Members of Teeth Slam Poets gave William Shakespeare’s 400-year-old texts a modern-day update on Saturday night in “Slamlet” at the Whitney Humanities Center.

The event, part of this semester’s “Shakespeare at Yale” festivities, featured Kate Tempest, a poet from London who combines Shakespeare’s language with spoken word poetry. After Tempest performed four poems, members of Yale’s Teeth Slam Poets took over the stage with their interpretations of various plays and sonnets.

“I was really excited for us to be a part of Shakespeare at Yale, because people don’t usually think about slam poetry and Shakespeare in the same breath,” said Ifeanyi Awachie ’14, a member of Teeth. “People think spoken word is low-brow, too populist, too sensational. We wanted to show people that slam poetry can be anything,”

Mark Bauer, associate director of the Whitney Humanities Center, approached Awachie last spring about coordinating a Shakespeare at Yale event with Teeth. When Bauer discovered Tempest online and sent Teeth a video by the poet, the group applied for funding from Shakespeare at Yale to bring Tempest to campus.

Tempest opened the event with her poem “What We Came After,” inspired by Shakespeare’s “The Tempest” and written for the Royal Shakespeare Company’s “Sound and Fury,” a 2010 project that fused Shakespeare’s language with contemporary wordplay. Tempest added that she did not consider the play’s title when she chose her stage name years ago.

Tempest repeated the line “That’s when you know that Hell is empty, ‘cos all the devils are here,” many times during the poem, explaining after that it is a riff on one of Ariel’s lines in the play. Next she performed “Balance,” a poem about the relationships between four friends, Pride, Envy, Talent and Ambition. Her third poem, “Renegade,” made references to Banquo from Macbeth, and she concluded with the premiere of a poem about Shakespeare and his relevance today.

In addition to performing at “Slamlet,” Tempest led a workshop on Saturday afternoon that focused on blending Shakespeare with spoken word poetry.

Awachie said that in the workshop Tempest told Teeth members that she thinks Shakespeare is viewed as elite and elevated above spoken word poetry, and she encouraged the members of Teeth to “claim Shakespeare again.”

Rebecca Aston ’14 and Juliet deButts ’14 introduced the event by explaining how, in the Elizabethan era, Shakespeare’s plays were viewed as lowly entertainment, on the same level as bear-baiting. Awachie added that she sees similarities between that phenomenon and how spoken word poetry is often viewed today.

“I think slam or spoken poetry is so easy to dismiss as something not worth as much as written poetry,” Tempest said. “But Shakespeare’s language only makes sense when you hear it. It was written to be performed, to be lived with, just like spoken word. That kind of snobbery about expression is such a waste of time.”

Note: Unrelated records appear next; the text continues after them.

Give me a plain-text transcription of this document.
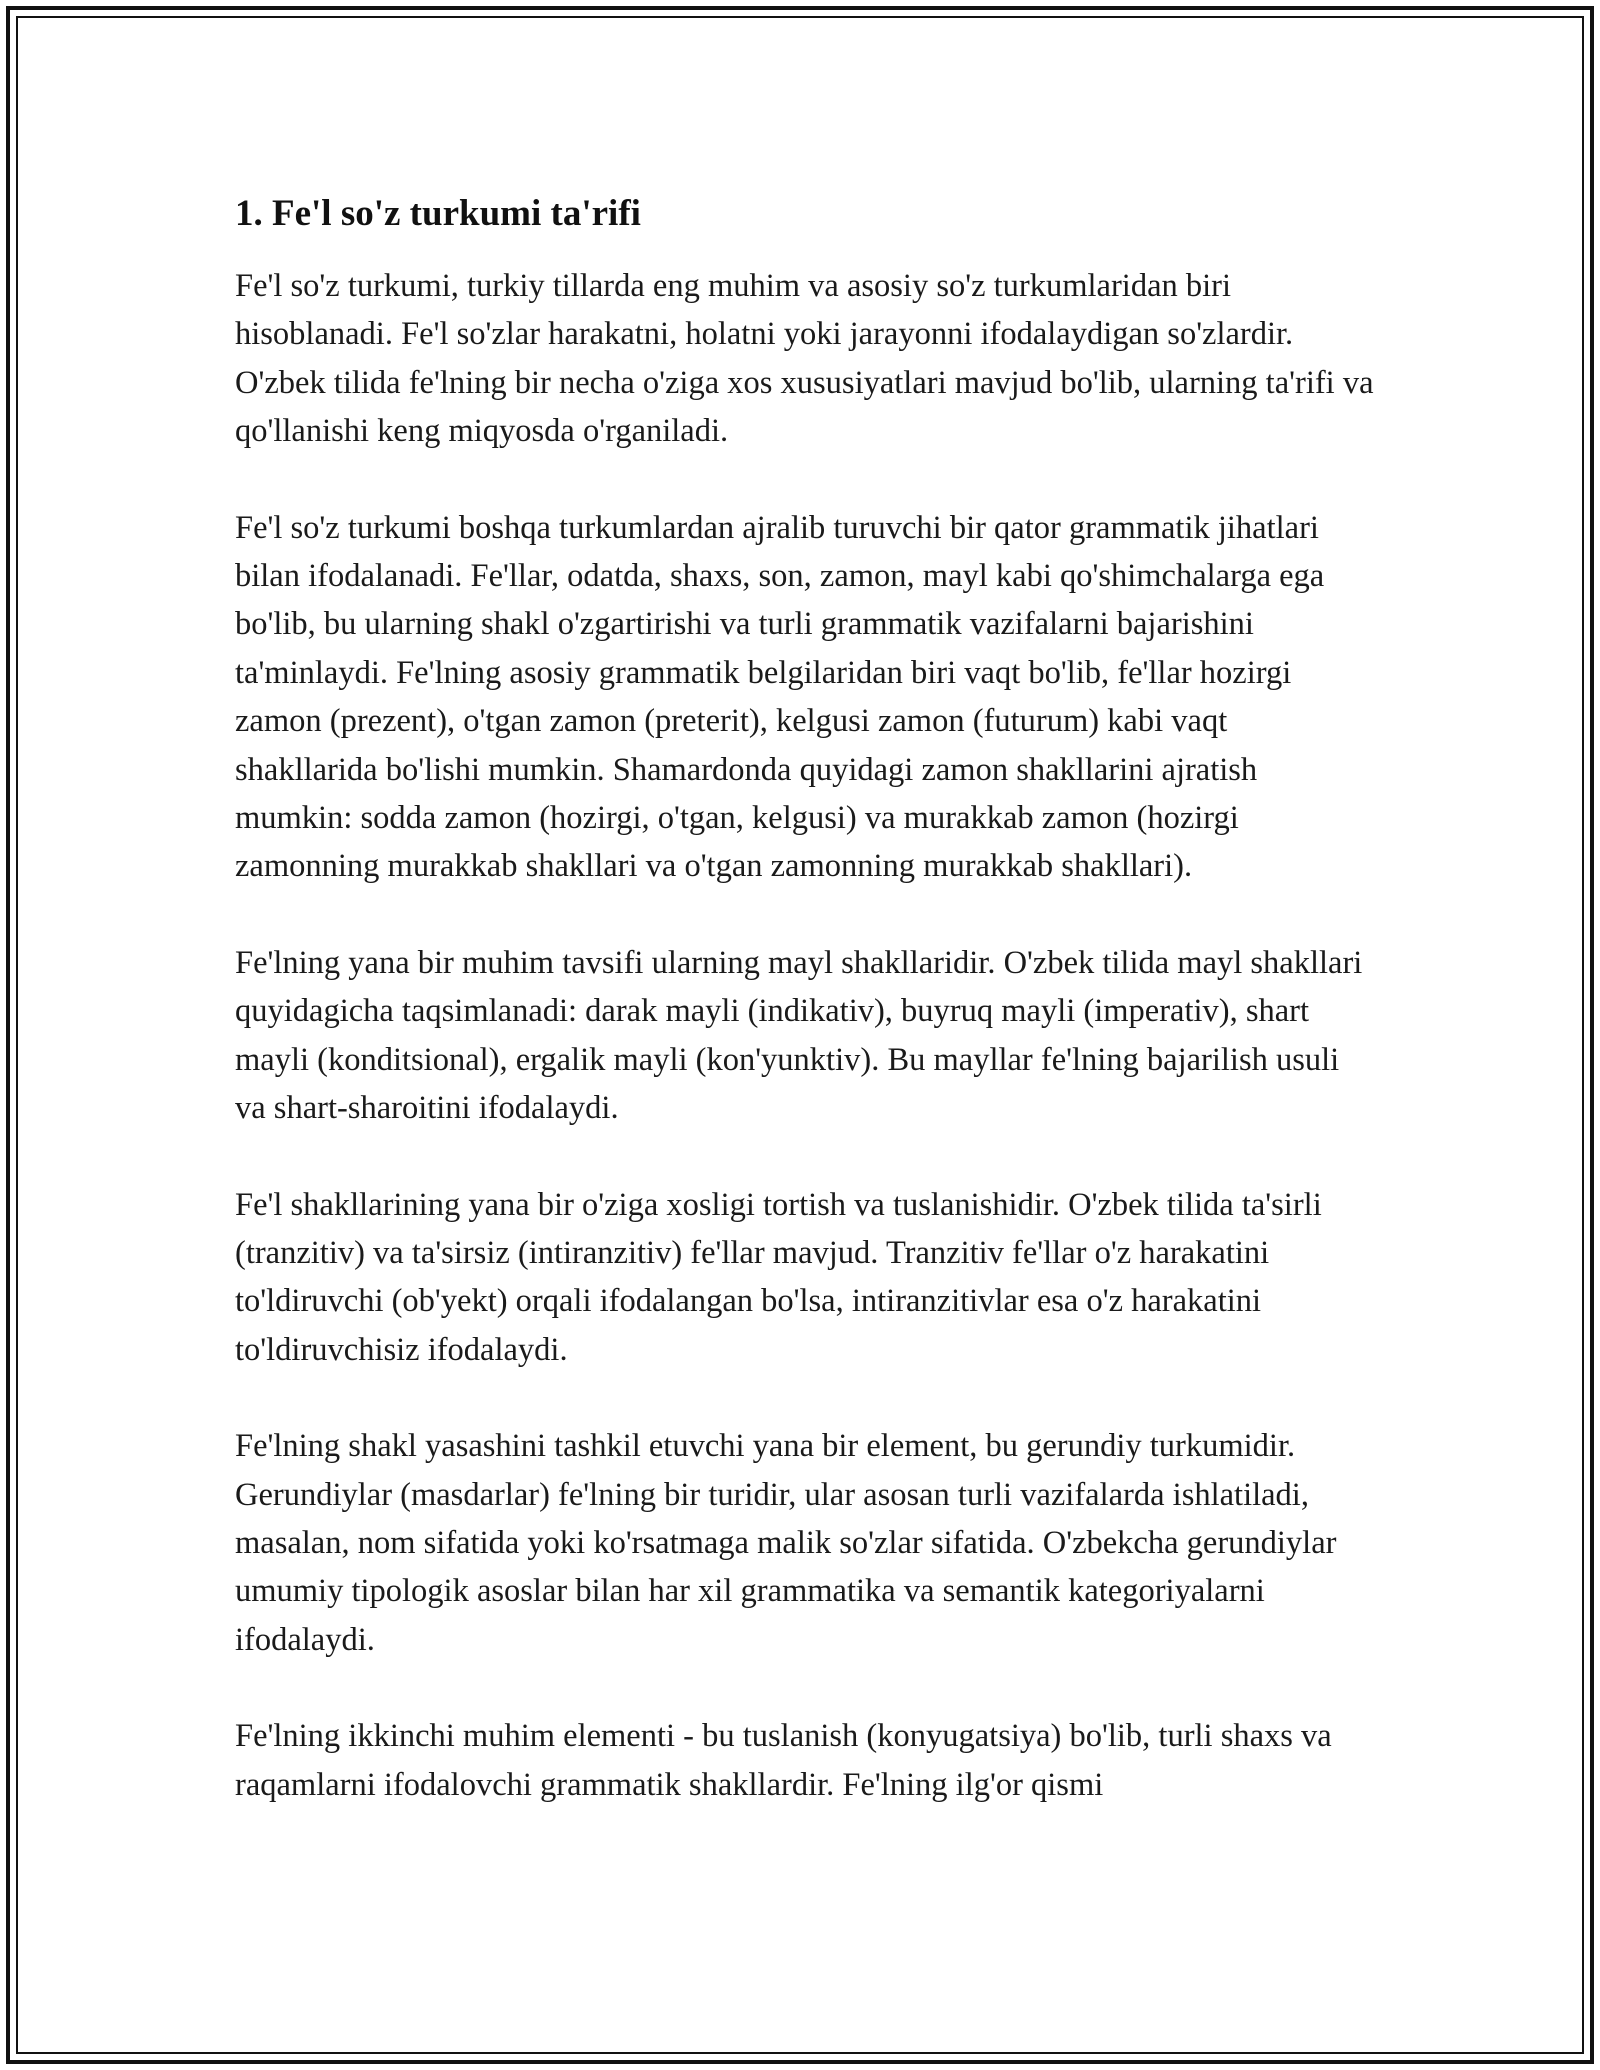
1. Fe'l so'z turkumi ta'rifi

Fe'l so'z turkumi, turkiy tillarda eng muhim va asosiy so'z turkumlaridan biri hisoblanadi. Fe'l so'zlar harakatni, holatni yoki jarayonni ifodalaydigan so'zlardir. O'zbek tilida fe'lning bir necha o'ziga xos xususiyatlari mavjud bo'lib, ularning ta'rifi va qo'llanishi keng miqyosda o'rganiladi.

Fe'l so'z turkumi boshqa turkumlardan ajralib turuvchi bir qator grammatik jihatlari bilan ifodalanadi. Fe'llar, odatda, shaxs, son, zamon, mayl kabi qo'shimchalarga ega bo'lib, bu ularning shakl o'zgartirishi va turli grammatik vazifalarni bajarishini ta'minlaydi. Fe'lning asosiy grammatik belgilaridan biri vaqt bo'lib, fe'llar hozirgi zamon (prezent), o'tgan zamon (preterit), kelgusi zamon (futurum) kabi vaqt shakllarida bo'lishi mumkin. Shamardonda quyidagi zamon shakllarini ajratish mumkin: sodda zamon (hozirgi, o'tgan, kelgusi) va murakkab zamon (hozirgi zamonning murakkab shakllari va o'tgan zamonning murakkab shakllari).

Fe'lning yana bir muhim tavsifi ularning mayl shakllaridir. O'zbek tilida mayl shakllari quyidagicha taqsimlanadi: darak mayli (indikativ), buyruq mayli (imperativ), shart mayli (konditsional), ergalik mayli (kon'yunktiv). Bu mayllar fe'lning bajarilish usuli va shart-sharoitini ifodalaydi.

Fe'l shakllarining yana bir o'ziga xosligi tortish va tuslanishidir. O'zbek tilida ta'sirli (tranzitiv) va ta'sirsiz (intiranzitiv) fe'llar mavjud. Tranzitiv fe'llar o'z harakatini to'ldiruvchi (ob'yekt) orqali ifodalangan bo'lsa, intiranzitivlar esa o'z harakatini to'ldiruvchisiz ifodalaydi.

Fe'lning shakl yasashini tashkil etuvchi yana bir element, bu gerundiy turkumidir. Gerundiylar (masdarlar) fe'lning bir turidir, ular asosan turli vazifalarda ishlatiladi, masalan, nom sifatida yoki ko'rsatmaga malik so'zlar sifatida. O'zbekcha gerundiylar umumiy tipologik asoslar bilan har xil grammatika va semantik kategoriyalarni ifodalaydi.

Fe'lning ikkinchi muhim elementi - bu tuslanish (konyugatsiya) bo'lib, turli shaxs va raqamlarni ifodalovchi grammatik shakllardir. Fe'lning ilg'or qismi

Members of Teeth held workshops on Shakespeare’s texts leading up to the events, in which they analyzed different passages and sonnets together and worked the language and ideas into their poetry.

David Kastelman ’13, a member of Teeth, said his approach to incorporating Shakespeare into his poetry differed from his usual writing process. Kastelman’s poem, “Helen of Troy, Helena of Shakespeare, Hella Cute of Right Now,” was inspired by the character Helena of “All’s Well that Ends Well.”

Kastelman said while looking at different Shakespeare plays, he was struck by the idea of “acting stupid around a cute girl” that he found in “All’s Well that Ends Well.” He said that starting with an idea and writing from there differed from how he usually works around lines he has previously written.

Sophia Sanchez ’13 wrote her poem, “The Anti-Shakespeare,” about the pressure to “write in the shadow of Shakespeare.”

“With Shakespeare there’s always pressure to do [him] justice and not just be some punk who’s written a poem that mentions Hamlet a few times,” Sanchez said. “How do you respond to perhaps the greatest writer in the English tradition? It’s almost this mammoth task that’s impossible, but you have to try.”

Tempest said that seeing students engaging with Shakespeare’s text during the show was inspiring, even if that engagement is “struggling with him.”

Shakespeare at Yale will culminate in a Festival Weekend April 20-22.